Farage probably spotted what most Leavers can see, but flinch from: that the UK government’s negotiations around leaving the EU are not going quite as they had hoped or imagined. Some of them still think that at the next stage of negotiations we may see more splits amongst the EU27, but most Brexiteers are much more realistic about things now. It’ll probably look something a lot like staying in both the Single Market and the Customs Union, only with no say in how those units evolve in future. For some, this is perfectly fine: Brexit was always a totemistic thing, more about an abstract idea of national sovereignty. For others, like Farage, that represents the worst of all worlds. Although they would never, ever say this, even to themselves, this might well represent something even worst than membership of the European Union. To have to follow everything the EU does in pursuit of “no regulatory divergence”, like some formerly war torn Balkans nation desperate for EU membership one sunny day, all while being outside the room – it makes sense why this would be seen by some Brexiteers as less than ideal.

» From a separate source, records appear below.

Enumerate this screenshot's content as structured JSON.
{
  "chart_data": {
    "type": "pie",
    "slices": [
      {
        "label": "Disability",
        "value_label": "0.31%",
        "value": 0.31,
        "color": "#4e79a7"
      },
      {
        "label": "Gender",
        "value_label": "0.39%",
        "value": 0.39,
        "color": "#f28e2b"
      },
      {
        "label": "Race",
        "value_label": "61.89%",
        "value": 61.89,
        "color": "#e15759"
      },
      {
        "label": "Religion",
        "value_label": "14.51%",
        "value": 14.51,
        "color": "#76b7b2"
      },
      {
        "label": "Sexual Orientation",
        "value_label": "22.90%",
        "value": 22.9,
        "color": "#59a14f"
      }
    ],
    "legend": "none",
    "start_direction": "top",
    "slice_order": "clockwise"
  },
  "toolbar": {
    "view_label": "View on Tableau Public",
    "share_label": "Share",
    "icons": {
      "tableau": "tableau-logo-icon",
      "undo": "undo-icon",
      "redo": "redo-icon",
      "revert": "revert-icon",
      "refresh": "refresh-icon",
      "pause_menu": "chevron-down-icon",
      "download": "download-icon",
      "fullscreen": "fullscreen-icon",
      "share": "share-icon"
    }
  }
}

No, Farage doesn’t think a second referendum might not be the worst idea in the universe because he secretly now doesn’t want to leave. He would never think that. Rather, the fear is that if the May government continues towards the deal it looks as if it is going to get, this might well re-open the debate in a way that would be horrible for committed Leavers. If Brexit turns out to be, well, really lame, the clamour to re-join might get significant political traction. If we re-join the EU in ten years time, even fifteen, what was the point in leaving? If we re-join, the likelihood of leaving again becomes pretty slim. Added to that, it might very well be that we would re-join without the bells and whistles, namely the rebate and keeping out of the Euro. Not that any of this is highly likely, yes, but Farage can see that it becomes possible.
This is how a second referendum starts to feel like the least bad option to the Brexiteer. A double Brexit victory makes a no deal type of thing start to feel absolutely necessary. Of course, what Farage and co haven’t worked out is that if this is a disaster, then the desire to re-join might be even greater. Life on the Brexit edge.